Let’s restart Unbound:

sudo systemctl restart unbound

Deploy Key Vault with private link

My Key Vault is called KVNEHubAndSpokeTestDev.

 

On the Networking tab, we will disable public access and create a private endpoint linked to vnetHSTestDev:

Once created, we will be unable to list keys or secrets in the portal, as we’re not yet transiting the VPN to access the Key Vault via the private endpoint:

Let’s make sure the user we are using has the appropriate RBAC permissions to work with the data in the Key Vault, and it’s only the private endpoint issue that’s preventing us from having access. (Even an Owner will not have access to the Key Vault data plane by default.)

We will add the Key Vault Administrator RBAC role:

We need to link the private DNS zone for privatelink.vaultcore.azure.net into the Connectivity vnet:

Test: look up the Key Vault name on the DNS server

To test that the private DNS zone is working, I’ll log onto my DNS server VM and query it directly for the name of the Key Vault.

sudo apt install dnsutils
dig @127.0.0.1 kvnehubandspoketestdev.vault.azure.net

We know this is working here as it resolves to a private IP address in the Dev network range: 172.16.1.5.

Connect from isolated VM into the connectivity network via the VNG

Everything is looking good, but we haven’t yet connected our VPN client to the network!
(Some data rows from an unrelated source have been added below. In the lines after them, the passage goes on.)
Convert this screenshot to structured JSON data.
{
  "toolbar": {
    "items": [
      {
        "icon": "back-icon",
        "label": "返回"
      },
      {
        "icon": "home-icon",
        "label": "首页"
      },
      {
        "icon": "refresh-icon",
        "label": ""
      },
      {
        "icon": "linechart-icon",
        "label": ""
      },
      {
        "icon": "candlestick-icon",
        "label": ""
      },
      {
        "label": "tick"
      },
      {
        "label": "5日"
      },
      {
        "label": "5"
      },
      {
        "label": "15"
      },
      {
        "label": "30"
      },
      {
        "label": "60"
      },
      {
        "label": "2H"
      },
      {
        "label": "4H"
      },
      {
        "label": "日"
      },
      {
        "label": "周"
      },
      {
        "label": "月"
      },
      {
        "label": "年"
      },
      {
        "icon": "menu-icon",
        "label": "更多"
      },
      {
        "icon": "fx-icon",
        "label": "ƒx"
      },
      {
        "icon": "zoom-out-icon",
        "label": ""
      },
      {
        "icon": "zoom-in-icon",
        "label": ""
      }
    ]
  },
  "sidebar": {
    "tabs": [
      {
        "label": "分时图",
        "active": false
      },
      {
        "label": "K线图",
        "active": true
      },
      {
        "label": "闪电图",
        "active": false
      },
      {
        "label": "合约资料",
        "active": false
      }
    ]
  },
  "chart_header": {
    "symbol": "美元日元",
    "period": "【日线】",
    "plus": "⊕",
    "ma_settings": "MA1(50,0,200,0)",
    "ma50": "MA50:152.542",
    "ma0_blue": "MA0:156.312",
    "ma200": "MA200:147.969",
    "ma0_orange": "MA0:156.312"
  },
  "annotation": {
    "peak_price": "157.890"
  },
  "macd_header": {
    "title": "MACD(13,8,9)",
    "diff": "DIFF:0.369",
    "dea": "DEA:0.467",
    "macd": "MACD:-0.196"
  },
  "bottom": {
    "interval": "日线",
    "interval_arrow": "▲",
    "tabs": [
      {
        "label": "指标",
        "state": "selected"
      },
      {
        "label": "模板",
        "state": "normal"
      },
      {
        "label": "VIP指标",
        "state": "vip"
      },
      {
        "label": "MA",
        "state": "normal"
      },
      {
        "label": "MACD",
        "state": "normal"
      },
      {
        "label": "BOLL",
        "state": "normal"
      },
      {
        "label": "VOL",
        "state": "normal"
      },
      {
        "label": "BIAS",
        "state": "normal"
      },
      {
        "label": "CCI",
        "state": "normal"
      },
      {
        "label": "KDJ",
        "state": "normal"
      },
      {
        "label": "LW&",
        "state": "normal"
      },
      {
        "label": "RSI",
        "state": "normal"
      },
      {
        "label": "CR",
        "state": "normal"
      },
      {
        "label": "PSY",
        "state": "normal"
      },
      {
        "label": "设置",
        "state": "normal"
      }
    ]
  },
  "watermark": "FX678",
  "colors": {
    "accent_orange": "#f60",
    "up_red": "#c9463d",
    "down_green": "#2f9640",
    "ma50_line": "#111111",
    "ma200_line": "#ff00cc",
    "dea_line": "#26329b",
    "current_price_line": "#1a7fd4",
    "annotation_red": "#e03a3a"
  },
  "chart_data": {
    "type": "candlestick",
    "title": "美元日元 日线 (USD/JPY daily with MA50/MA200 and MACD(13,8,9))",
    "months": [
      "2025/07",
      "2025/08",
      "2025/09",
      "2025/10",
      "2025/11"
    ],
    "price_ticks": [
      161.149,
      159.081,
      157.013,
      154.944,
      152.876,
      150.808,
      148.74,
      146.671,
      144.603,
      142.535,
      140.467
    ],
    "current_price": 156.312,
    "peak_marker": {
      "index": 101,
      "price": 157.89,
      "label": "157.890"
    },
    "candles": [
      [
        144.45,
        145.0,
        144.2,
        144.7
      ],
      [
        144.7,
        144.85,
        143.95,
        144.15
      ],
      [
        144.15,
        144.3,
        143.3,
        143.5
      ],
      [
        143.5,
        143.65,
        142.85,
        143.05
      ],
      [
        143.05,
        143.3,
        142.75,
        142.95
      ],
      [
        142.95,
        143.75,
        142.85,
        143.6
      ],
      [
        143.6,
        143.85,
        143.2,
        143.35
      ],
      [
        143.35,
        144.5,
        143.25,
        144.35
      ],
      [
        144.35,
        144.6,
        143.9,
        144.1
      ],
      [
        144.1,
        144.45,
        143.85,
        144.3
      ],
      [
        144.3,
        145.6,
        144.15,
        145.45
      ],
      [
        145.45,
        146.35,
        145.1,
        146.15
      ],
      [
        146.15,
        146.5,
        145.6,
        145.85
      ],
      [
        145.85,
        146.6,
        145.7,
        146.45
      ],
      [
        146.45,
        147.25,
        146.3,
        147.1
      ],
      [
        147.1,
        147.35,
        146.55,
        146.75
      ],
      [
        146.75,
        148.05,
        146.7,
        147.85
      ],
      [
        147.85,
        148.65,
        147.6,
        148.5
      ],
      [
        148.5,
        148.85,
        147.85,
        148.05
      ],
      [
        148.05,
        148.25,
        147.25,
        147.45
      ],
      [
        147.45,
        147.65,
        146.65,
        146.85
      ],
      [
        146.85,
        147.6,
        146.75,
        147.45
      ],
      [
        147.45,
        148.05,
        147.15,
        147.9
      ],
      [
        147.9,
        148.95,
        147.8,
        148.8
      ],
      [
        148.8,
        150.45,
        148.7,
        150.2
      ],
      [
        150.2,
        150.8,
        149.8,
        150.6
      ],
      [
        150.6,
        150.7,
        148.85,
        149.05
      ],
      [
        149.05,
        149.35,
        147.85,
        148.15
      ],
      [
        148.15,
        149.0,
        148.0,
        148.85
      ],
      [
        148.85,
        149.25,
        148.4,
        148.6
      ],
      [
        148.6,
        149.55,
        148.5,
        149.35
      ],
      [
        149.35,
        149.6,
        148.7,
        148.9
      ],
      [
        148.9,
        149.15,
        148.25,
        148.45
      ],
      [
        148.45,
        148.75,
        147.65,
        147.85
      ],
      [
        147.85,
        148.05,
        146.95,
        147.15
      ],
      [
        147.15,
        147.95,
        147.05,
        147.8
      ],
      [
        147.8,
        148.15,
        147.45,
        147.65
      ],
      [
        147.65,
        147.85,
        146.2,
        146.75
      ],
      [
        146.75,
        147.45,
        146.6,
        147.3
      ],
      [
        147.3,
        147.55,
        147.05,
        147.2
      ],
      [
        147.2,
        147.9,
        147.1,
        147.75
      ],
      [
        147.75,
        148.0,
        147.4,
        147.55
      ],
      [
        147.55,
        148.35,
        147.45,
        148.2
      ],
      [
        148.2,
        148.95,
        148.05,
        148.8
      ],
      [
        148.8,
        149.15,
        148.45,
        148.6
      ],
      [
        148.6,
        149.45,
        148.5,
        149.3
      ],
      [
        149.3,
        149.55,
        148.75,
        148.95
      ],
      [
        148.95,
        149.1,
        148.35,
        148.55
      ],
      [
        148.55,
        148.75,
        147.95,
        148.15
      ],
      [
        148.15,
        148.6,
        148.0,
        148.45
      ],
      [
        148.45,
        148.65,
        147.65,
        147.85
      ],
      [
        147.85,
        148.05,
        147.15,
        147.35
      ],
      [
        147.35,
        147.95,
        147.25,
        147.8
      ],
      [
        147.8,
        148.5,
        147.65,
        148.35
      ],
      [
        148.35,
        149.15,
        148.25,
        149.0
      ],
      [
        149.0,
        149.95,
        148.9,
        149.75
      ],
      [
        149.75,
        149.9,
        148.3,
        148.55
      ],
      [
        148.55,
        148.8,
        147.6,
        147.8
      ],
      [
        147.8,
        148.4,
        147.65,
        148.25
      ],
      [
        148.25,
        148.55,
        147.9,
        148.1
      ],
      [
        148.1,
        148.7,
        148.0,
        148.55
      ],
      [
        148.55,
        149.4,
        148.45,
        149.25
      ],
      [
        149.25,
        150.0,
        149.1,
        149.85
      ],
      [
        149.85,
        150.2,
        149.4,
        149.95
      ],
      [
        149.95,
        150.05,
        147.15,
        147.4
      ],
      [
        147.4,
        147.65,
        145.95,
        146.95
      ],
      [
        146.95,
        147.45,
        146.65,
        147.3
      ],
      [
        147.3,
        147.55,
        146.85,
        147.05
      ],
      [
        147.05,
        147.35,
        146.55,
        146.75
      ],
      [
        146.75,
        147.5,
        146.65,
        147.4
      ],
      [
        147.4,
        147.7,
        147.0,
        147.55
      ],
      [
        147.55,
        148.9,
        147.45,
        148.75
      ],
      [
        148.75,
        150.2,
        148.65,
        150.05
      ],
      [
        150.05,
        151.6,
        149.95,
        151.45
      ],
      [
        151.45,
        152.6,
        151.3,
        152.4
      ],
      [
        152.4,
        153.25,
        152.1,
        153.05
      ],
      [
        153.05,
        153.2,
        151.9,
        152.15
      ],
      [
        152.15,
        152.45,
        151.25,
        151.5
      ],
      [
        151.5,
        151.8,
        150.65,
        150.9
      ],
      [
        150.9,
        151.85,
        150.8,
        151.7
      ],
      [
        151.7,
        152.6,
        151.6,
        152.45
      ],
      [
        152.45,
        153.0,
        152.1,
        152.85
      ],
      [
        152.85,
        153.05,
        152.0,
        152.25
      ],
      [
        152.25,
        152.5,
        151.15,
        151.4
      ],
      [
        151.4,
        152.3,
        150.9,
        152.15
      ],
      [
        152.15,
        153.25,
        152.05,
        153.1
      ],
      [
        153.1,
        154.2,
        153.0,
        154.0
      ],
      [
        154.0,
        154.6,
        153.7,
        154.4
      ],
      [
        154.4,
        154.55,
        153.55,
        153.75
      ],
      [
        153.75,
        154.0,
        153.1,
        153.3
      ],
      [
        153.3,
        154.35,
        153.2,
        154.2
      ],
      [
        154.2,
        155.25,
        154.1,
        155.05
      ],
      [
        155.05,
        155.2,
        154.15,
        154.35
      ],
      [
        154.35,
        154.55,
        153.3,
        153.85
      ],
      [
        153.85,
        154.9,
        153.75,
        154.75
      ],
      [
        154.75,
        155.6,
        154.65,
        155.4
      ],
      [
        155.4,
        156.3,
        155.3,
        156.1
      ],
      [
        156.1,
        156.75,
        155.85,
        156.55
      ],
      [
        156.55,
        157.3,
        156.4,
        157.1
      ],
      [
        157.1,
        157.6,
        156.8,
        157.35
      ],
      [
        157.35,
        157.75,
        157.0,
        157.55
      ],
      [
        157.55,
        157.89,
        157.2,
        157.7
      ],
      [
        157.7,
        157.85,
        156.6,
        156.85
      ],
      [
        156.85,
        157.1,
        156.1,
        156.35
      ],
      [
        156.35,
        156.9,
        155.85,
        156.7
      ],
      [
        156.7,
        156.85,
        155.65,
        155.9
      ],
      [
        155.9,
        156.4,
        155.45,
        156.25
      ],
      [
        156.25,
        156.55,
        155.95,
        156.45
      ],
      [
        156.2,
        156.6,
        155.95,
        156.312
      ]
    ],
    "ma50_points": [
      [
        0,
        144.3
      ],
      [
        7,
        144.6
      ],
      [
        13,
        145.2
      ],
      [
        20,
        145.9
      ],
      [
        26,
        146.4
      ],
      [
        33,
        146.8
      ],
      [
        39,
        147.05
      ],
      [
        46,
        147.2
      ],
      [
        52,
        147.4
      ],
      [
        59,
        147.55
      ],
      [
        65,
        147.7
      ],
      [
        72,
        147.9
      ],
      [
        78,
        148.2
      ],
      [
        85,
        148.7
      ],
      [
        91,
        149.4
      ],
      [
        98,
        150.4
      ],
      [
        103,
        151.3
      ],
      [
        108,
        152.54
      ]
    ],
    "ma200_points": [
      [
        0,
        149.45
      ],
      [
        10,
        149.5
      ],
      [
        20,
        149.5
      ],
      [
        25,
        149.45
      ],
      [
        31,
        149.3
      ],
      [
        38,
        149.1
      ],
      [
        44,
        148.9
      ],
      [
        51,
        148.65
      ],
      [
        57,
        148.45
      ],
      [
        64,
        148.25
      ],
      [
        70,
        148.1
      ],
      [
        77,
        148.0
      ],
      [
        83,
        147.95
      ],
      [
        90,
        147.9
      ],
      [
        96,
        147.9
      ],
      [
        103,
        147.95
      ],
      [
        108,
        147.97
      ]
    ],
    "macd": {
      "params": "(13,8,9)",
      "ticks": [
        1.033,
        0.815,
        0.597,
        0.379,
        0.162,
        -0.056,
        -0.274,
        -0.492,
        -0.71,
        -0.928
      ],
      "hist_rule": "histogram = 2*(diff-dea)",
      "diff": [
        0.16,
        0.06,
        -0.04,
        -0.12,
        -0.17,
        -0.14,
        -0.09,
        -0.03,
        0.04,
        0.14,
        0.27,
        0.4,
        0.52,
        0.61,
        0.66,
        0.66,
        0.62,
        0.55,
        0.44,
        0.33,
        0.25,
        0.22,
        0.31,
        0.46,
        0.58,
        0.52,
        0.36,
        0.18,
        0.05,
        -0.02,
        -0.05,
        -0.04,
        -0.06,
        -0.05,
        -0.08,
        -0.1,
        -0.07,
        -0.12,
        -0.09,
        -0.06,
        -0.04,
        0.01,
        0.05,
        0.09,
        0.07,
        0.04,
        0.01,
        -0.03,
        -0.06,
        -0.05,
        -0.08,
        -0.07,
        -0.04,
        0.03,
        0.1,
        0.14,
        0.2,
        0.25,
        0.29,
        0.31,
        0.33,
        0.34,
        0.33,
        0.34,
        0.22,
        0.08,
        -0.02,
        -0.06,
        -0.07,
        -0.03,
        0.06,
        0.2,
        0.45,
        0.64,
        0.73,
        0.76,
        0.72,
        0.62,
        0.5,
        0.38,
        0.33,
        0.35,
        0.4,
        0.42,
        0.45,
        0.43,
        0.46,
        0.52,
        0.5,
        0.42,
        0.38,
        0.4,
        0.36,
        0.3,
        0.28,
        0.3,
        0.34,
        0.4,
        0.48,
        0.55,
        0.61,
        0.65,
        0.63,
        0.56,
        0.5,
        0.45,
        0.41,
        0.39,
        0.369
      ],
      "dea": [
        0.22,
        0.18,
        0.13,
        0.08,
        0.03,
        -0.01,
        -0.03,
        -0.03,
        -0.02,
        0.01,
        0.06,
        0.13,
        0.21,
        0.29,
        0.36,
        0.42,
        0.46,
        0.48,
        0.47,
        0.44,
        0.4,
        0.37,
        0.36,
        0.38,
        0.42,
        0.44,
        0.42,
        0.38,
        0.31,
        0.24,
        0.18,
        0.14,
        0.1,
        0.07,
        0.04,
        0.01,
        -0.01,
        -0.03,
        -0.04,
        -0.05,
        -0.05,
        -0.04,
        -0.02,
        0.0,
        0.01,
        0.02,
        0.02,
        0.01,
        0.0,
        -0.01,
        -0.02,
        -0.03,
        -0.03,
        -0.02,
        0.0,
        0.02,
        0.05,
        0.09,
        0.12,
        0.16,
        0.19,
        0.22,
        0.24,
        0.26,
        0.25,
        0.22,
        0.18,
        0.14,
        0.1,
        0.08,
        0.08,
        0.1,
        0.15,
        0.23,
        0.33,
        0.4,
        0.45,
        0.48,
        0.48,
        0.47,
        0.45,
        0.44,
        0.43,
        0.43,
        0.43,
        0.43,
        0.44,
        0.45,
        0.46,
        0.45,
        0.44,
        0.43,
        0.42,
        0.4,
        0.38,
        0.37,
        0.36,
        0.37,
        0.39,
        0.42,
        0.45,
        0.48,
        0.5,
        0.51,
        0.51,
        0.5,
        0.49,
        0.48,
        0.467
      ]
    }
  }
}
Back in the VPN Gateway Overview page, download the connection profile by pressing the Download VPN client button.

In the zip file that you’ll get, we will transfer the script in the WindowsPowerShell folder across to the VPN client machine.

Run this PowerShell script. If successful, you’ll be able to go to Windows Settings > Network > VPN and see the new profile vnetHSTestConnectivity. Don’t connect to it just yet.

When we connect to the VPN, we need to also add rules so that Windows directs DNS requests for the private resources that need to be resolved inside the VPN to our DNS server in that network. This can be handled automatically by OpenVPN etc. using the higher end VPN Gateway SKU, but not the Basic SKU.

I’ve written a PowerShell script for connecting and disconnecting from the network that automates the management of these DNS policy rules to let us resolve the private names. Let’s take a look.

The scripts and configuration are in the GitHub repository that accompanies this post.

config.json contains the private DNS zones that will be resolved via the private DNS resolver, and the IP address of this VM inside the vnet.

{
    "VPNConfigurationName": "vnetHSTestConnectivity",
    "VPNGatewayRange": "192.168.240.0/24",
    "DNSClientNRPTRules": [
        ".vault.azure.net",
        ".table.core.windows.net",
        ".vaultcore.azure.net",
        ".servicebus.windows.net",
        ".queue.core.windows.net",
        ".file.core.windows.net",
        ".blob.core.windows.net",
        ".azurewebsites.net"
    ],
    "DNSServer": "172.16.0.4"
}

(We’re only using .vault.azure.net / .vaultcore.azure.net in this post, but this configuration is flexible!)

We will connect to the VPN by running Connect-BasicVPNGatewayWithPrivateDNS.ps1

We should now be connected to the VPN. We should be able to ping the DNS server at 172.16.0.4.

Let’s verify that we can resolve the private endpoint DNS name of the Key Vault to its internal IP address:

Resolve-DnsName kvnehubandspoketestdev.vault.azure.net

Great! We can see the IP4Address returned is in the spoke network range: 172.16.1.5.

Now let’s access the vault over the private endpoint by means of our VPN connection. For demonstration purposes, we will do this using a browser on our VPN client machine and accessing the Azure Portal.

Remember that before we saw this error?

We should now be able to generate a key:

and add a secret:

If we disconnect from the VPN, we should be unable to list the secrets again, due to the vnet restriction.

It’s important to use the corresponding disconnect script to disconnect, so that the DNS policy rules are removed and those Azure DNS namespaces don’t continue to try and resolve through an inaccessible DNS server!

.\Disconnect-BasicVPNGatewayWithPrivateDNS.ps1

Once disconnected from the VPN, we’re locked out of listing the secrets again!